Run the following query to check whether there is an archive log gap between the primary and read replica instances:

sql >  SELECT archived.thread# THREAD,max(archived.sequence#) PRIMARY,max(applied.sequence#) STANDBY,(max(archived.sequence#) - max(applied.sequence#)) GAP FROM v$archived_log archived,v$archived_log applied WHERE archived.thread#=applied.thread# AND applied.applied='YES' GROUP BY archived.thread#;

Note: RDS for Oracle doesn't alert you when there is a replication lag. To send notifications whenever the read replica doesn't keep up with the primary instance, create a CloudWatch alarm for the RDS metric ReplicaLag.

Troubleshoot the replication lag

  • If the primary instance is unavailable, check the current state of the instance using the Amazon RDS Console. Also, check if the instance is accessible from any SQL client. If the primary instance is unavailable (for example: the instance is in incompatible-parameters state), then the read replica can't keep up with the primary instance and falls behind. Check Amazon RDS events to find why the primary instance is unavailable. Then, fix the instance to make sure that it's accessible.
  • If the primary instance is under a high CPU or memory overload, then a high transport lag might result. Monitor the CloudWatch metrics for the instance. Also, use Enhanced Monitoring to identify whether a particular process causes an unusual memory or CPU usage spike. For more information, see Viewing OS metrics in the RDS console. When the CPU/memory load reduces, the replica might keep up with the primary instance.

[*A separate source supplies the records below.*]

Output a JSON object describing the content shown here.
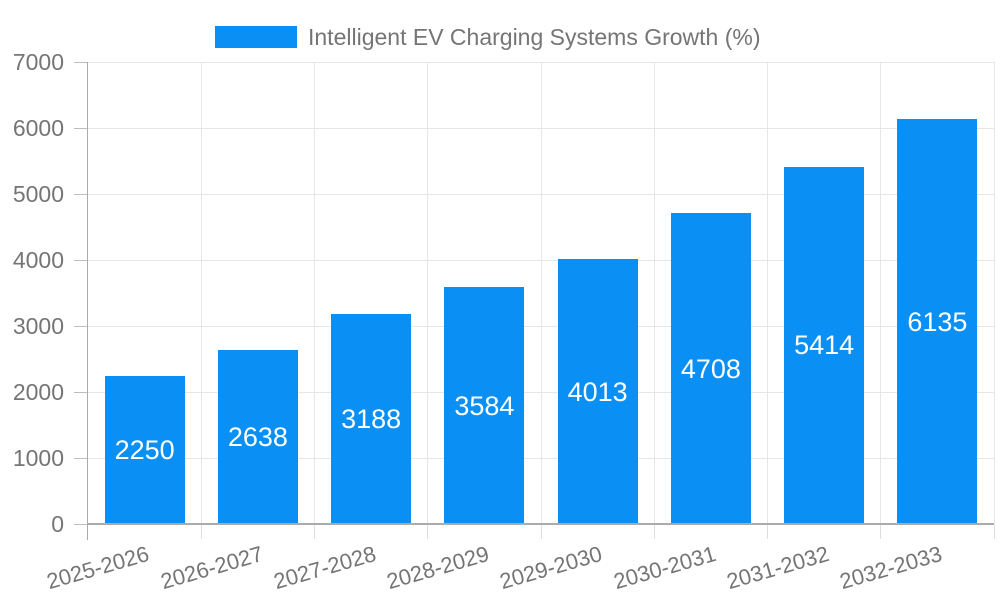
{
  "chart_data": {
    "type": "bar",
    "title": "Intelligent EV Charging Systems Growth (%)",
    "categories": [
      "2025-2026",
      "2026-2027",
      "2027-2028",
      "2028-2029",
      "2029-2030",
      "2030-2031",
      "2031-2032",
      "2032-2033"
    ],
    "values": [
      2250,
      2638,
      3188,
      3584,
      4013,
      4708,
      5414,
      6135
    ],
    "xlabel": "",
    "ylabel": "",
    "ylim": [
      0,
      7000
    ],
    "yticks": [
      0,
      1000,
      2000,
      3000,
      4000,
      5000,
      6000,
      7000
    ],
    "grid": true,
    "legend_position": "top",
    "bar_value_labels": "inside-center"
  },
  "colors": {
    "bar": "#0a8ff4",
    "bar_label": "#ffffff",
    "text": "#757575",
    "grid": "#e6e6e6",
    "axis": "#ababab",
    "x_tick": "#dedede",
    "y_tick": "#bdbdbd",
    "background": "#ffffff"
  }
}
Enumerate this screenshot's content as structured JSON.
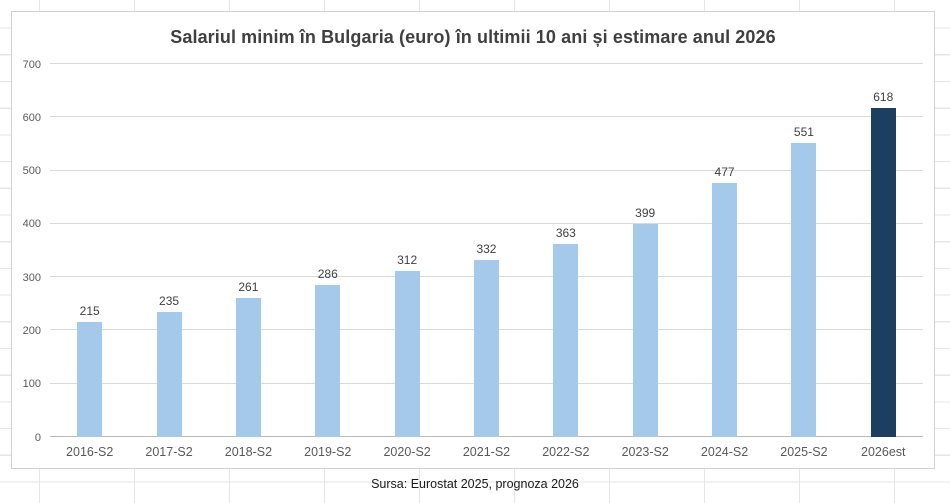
{
  "chart": {
    "title": "Salariul minim în Bulgaria (euro) în ultimii 10 ani și estimare anul 2026",
    "source": "Sursa: Eurostat 2025, prognoza 2026"
  },
  "chart_data": {
    "type": "bar",
    "title": "Salariul minim în Bulgaria (euro) în ultimii 10 ani și estimare anul 2026",
    "categories": [
      "2016-S2",
      "2017-S2",
      "2018-S2",
      "2019-S2",
      "2020-S2",
      "2021-S2",
      "2022-S2",
      "2023-S2",
      "2024-S2",
      "2025-S2",
      "2026est"
    ],
    "values": [
      215,
      235,
      261,
      286,
      312,
      332,
      363,
      399,
      477,
      551,
      618
    ],
    "data_labels": true,
    "xlabel": "",
    "ylabel": "",
    "ylim": [
      0,
      700
    ],
    "ytick_step": 100,
    "grid": "horizontal",
    "legend": "none",
    "bar_color": "#A4C9EA",
    "highlight_bar_index": 10,
    "highlight_color": "#1C3F61",
    "source_note": "Sursa: Eurostat 2025, prognoza 2026"
  }
}
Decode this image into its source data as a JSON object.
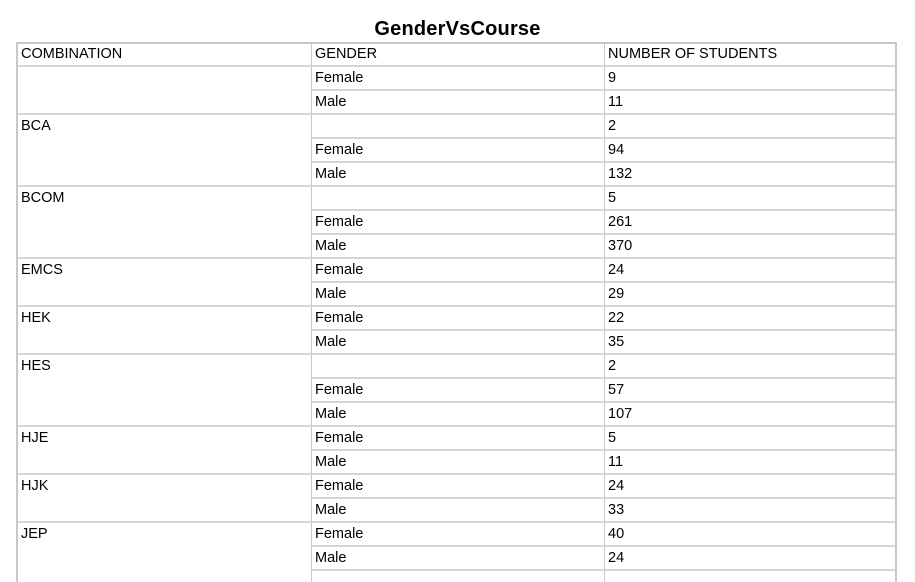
{
  "title": "GenderVsCourse",
  "headers": {
    "combination": "COMBINATION",
    "gender": "GENDER",
    "students": "NUMBER OF STUDENTS"
  },
  "groups": [
    {
      "combination": "",
      "rows": [
        {
          "gender": "Female",
          "count": "9"
        },
        {
          "gender": "Male",
          "count": "11"
        }
      ]
    },
    {
      "combination": "BCA",
      "rows": [
        {
          "gender": "",
          "count": "2"
        },
        {
          "gender": "Female",
          "count": "94"
        },
        {
          "gender": "Male",
          "count": "132"
        }
      ]
    },
    {
      "combination": "BCOM",
      "rows": [
        {
          "gender": "",
          "count": "5"
        },
        {
          "gender": "Female",
          "count": "261"
        },
        {
          "gender": "Male",
          "count": "370"
        }
      ]
    },
    {
      "combination": "EMCS",
      "rows": [
        {
          "gender": "Female",
          "count": "24"
        },
        {
          "gender": "Male",
          "count": "29"
        }
      ]
    },
    {
      "combination": "HEK",
      "rows": [
        {
          "gender": "Female",
          "count": "22"
        },
        {
          "gender": "Male",
          "count": "35"
        }
      ]
    },
    {
      "combination": "HES",
      "rows": [
        {
          "gender": "",
          "count": "2"
        },
        {
          "gender": "Female",
          "count": "57"
        },
        {
          "gender": "Male",
          "count": "107"
        }
      ]
    },
    {
      "combination": "HJE",
      "rows": [
        {
          "gender": "Female",
          "count": "5"
        },
        {
          "gender": "Male",
          "count": "11"
        }
      ]
    },
    {
      "combination": "HJK",
      "rows": [
        {
          "gender": "Female",
          "count": "24"
        },
        {
          "gender": "Male",
          "count": "33"
        }
      ]
    },
    {
      "combination": "JEP",
      "rows": [
        {
          "gender": "Female",
          "count": "40"
        },
        {
          "gender": "Male",
          "count": "24"
        },
        {
          "gender": "",
          "count": ""
        }
      ]
    }
  ]
}
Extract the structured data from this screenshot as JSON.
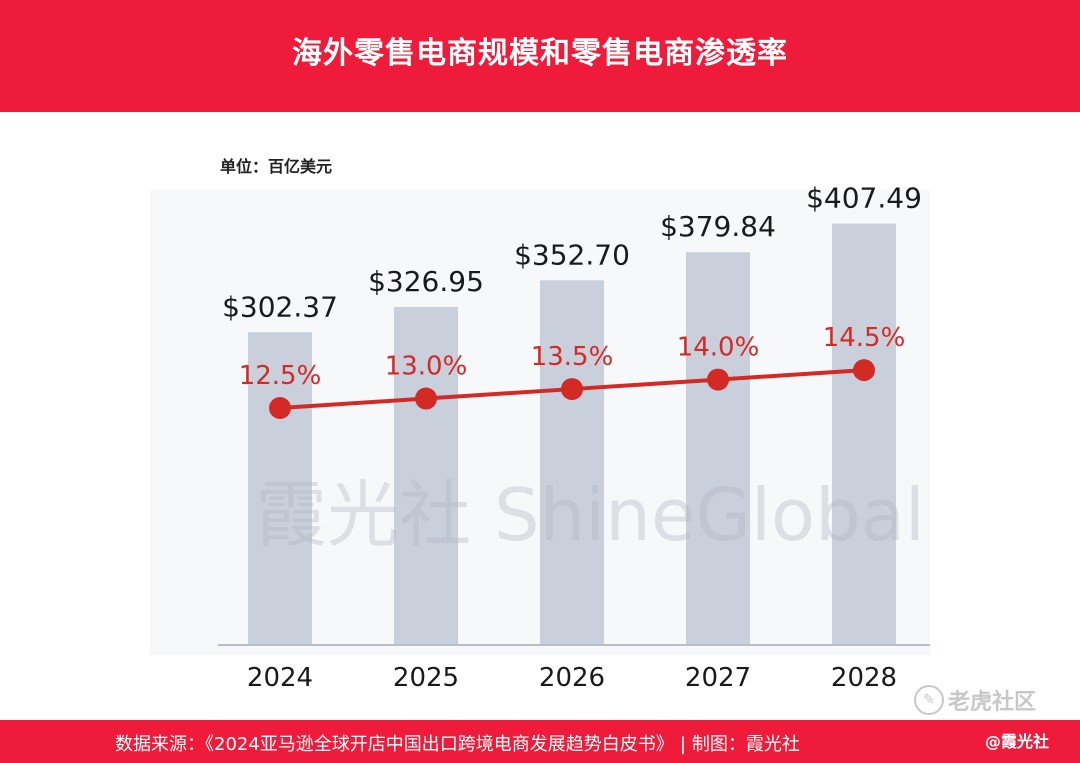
{
  "header": {
    "title": "海外零售电商规模和零售电商渗透率"
  },
  "unit_label": "单位：百亿美元",
  "chart_data": {
    "type": "bar",
    "title": "海外零售电商规模和零售电商渗透率",
    "unit": "单位：百亿美元",
    "categories": [
      "2024",
      "2025",
      "2026",
      "2027",
      "2028"
    ],
    "series": [
      {
        "name": "零售电商规模",
        "type": "bar",
        "values": [
          302.37,
          326.95,
          352.7,
          379.84,
          407.49
        ],
        "labels": [
          "$302.37",
          "$326.95",
          "$352.70",
          "$379.84",
          "$407.49"
        ]
      },
      {
        "name": "零售电商渗透率",
        "type": "line",
        "values": [
          12.5,
          13.0,
          13.5,
          14.0,
          14.5
        ],
        "labels": [
          "12.5%",
          "13.0%",
          "13.5%",
          "14.0%",
          "14.5%"
        ]
      }
    ],
    "bar_ylim": [
      0,
      440
    ],
    "line_ylim": [
      0,
      24
    ],
    "colors": {
      "bar": "#c9d0dc",
      "line": "#d42a26",
      "axis": "#b8bec9"
    }
  },
  "watermark": {
    "text": "霞光社 ShineGlobal"
  },
  "footer": {
    "source": "数据来源：《2024亚马逊全球开店中国出口跨境电商发展趋势白皮书》",
    "separator": "|",
    "credit": "制图：霞光社"
  },
  "stickers": {
    "community": "老虎社区",
    "handle": "@霞光社"
  }
}
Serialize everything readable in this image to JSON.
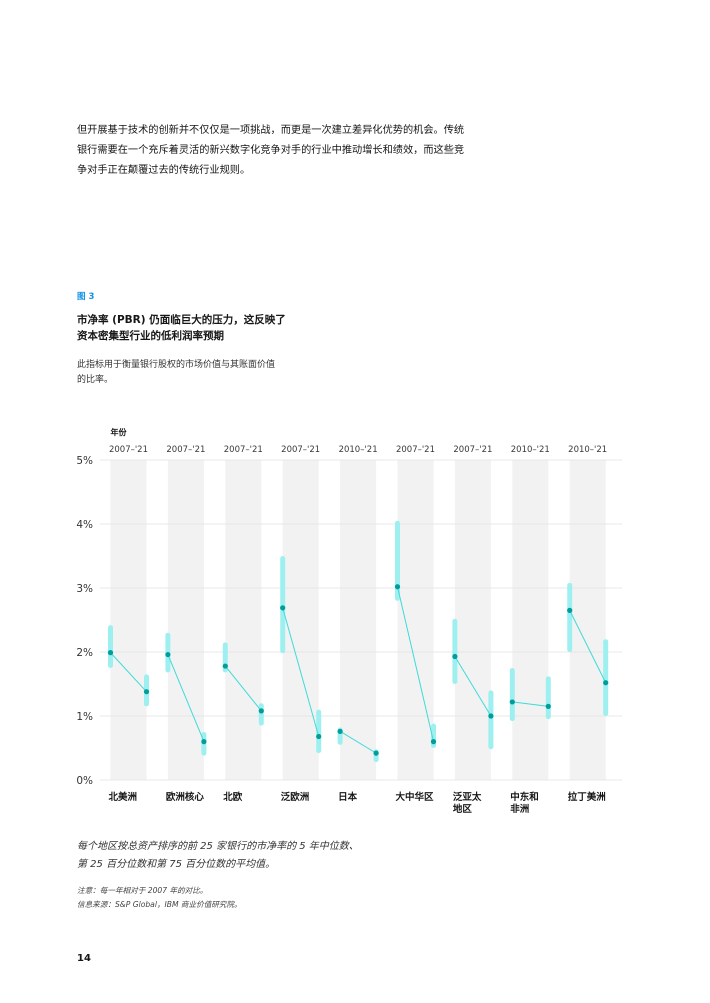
{
  "intro": {
    "lines": [
      "但开展基于技术的创新并不仅仅是一项挑战，而更是一次建立差异化优势的机会。传统",
      "银行需要在一个充斥着灵活的新兴数字化竞争对手的行业中推动增长和绩效，而这些竞",
      "争对手正在颠覆过去的传统行业规则。"
    ]
  },
  "figure": {
    "label": "图 3",
    "title_lines": [
      "市净率 (PBR) 仍面临巨大的压力，这反映了",
      "资本密集型行业的低利润率预期"
    ],
    "description_lines": [
      "此指标用于衡量银行股权的市场价值与其账面价值",
      "的比率。"
    ]
  },
  "chart_data": {
    "type": "range-dot",
    "year_header": "年份",
    "y_ticks": [
      "0%",
      "1%",
      "2%",
      "3%",
      "4%",
      "5%"
    ],
    "ylim": [
      0,
      5
    ],
    "unit": "%",
    "grid": true,
    "colors": {
      "range_bar": "#9ef0f0",
      "dot": "#009d9a",
      "line": "#3ddbd9",
      "column_bg": "#f2f2f2"
    },
    "regions": [
      {
        "name": [
          "北美洲"
        ],
        "period": "2007–'21",
        "start": {
          "median": 1.99,
          "low": 1.75,
          "high": 2.42
        },
        "end": {
          "median": 1.38,
          "low": 1.15,
          "high": 1.65
        }
      },
      {
        "name": [
          "欧洲核心"
        ],
        "period": "2007–'21",
        "start": {
          "median": 1.96,
          "low": 1.68,
          "high": 2.3
        },
        "end": {
          "median": 0.6,
          "low": 0.38,
          "high": 0.75
        }
      },
      {
        "name": [
          "北欧"
        ],
        "period": "2007–'21",
        "start": {
          "median": 1.78,
          "low": 1.68,
          "high": 2.15
        },
        "end": {
          "median": 1.08,
          "low": 0.85,
          "high": 1.2
        }
      },
      {
        "name": [
          "泛欧洲"
        ],
        "period": "2007–'21",
        "start": {
          "median": 2.69,
          "low": 1.98,
          "high": 3.5
        },
        "end": {
          "median": 0.68,
          "low": 0.42,
          "high": 1.1
        }
      },
      {
        "name": [
          "日本"
        ],
        "period": "2010–'21",
        "start": {
          "median": 0.76,
          "low": 0.55,
          "high": 0.82
        },
        "end": {
          "median": 0.42,
          "low": 0.28,
          "high": 0.48
        }
      },
      {
        "name": [
          "大中华区"
        ],
        "period": "2007–'21",
        "start": {
          "median": 3.02,
          "low": 2.8,
          "high": 4.05
        },
        "end": {
          "median": 0.6,
          "low": 0.5,
          "high": 0.88
        }
      },
      {
        "name": [
          "泛亚太",
          "地区"
        ],
        "period": "2007–'21",
        "start": {
          "median": 1.93,
          "low": 1.5,
          "high": 2.52
        },
        "end": {
          "median": 1.0,
          "low": 0.48,
          "high": 1.4
        }
      },
      {
        "name": [
          "中东和",
          "非洲"
        ],
        "period": "2010–'21",
        "start": {
          "median": 1.22,
          "low": 0.92,
          "high": 1.75
        },
        "end": {
          "median": 1.15,
          "low": 0.95,
          "high": 1.62
        }
      },
      {
        "name": [
          "拉丁美洲"
        ],
        "period": "2010–'21",
        "start": {
          "median": 2.65,
          "low": 2.0,
          "high": 3.08
        },
        "end": {
          "median": 1.52,
          "low": 1.0,
          "high": 2.2
        }
      }
    ]
  },
  "caption": {
    "lines": [
      "每个地区按总资产排序的前 25 家银行的市净率的 5 年中位数、",
      "第 25 百分位数和第 75 百分位数的平均值。"
    ]
  },
  "notes": {
    "note": "注意：每一年相对于 2007 年的对比。",
    "source": "信息来源：S&P Global，IBM 商业价值研究院。"
  },
  "page_number": "14"
}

If the overload is as expected on the instance, you can choose to scale up the instance class, IOPS, or throughput as needed.
  • Monitor the alert.log files for the primary instance and read replica to identify alerts or ORA errors that might affect the transport or apply processes. For more information on accessing the alert log for RDS instances, see Oracle database log files. Resolve the identified errors to reduce the lag.
  • When you resize or change the number of redo logs in the primary instance, the changes aren't replicated in the standby instance. To replicate these changes, you must recreate the standby instance. It's a best practice to update the redo log parameters before configuring the read replica. For more information, see Changing your logging configuration.
  • Configuring the read replica instance with less compute or IOPS capacity compared to the primary instance might slow down the application of changes in the read replica, resulting in replication lag. Monitor the RDS metrics using CloudWatch to check for throttling in both instances. If the primary instance doesn't have any throttling and the read replica experiences throttling, identify the resource that's getting throttled. Then, scale up the storage or compute configuration as needed.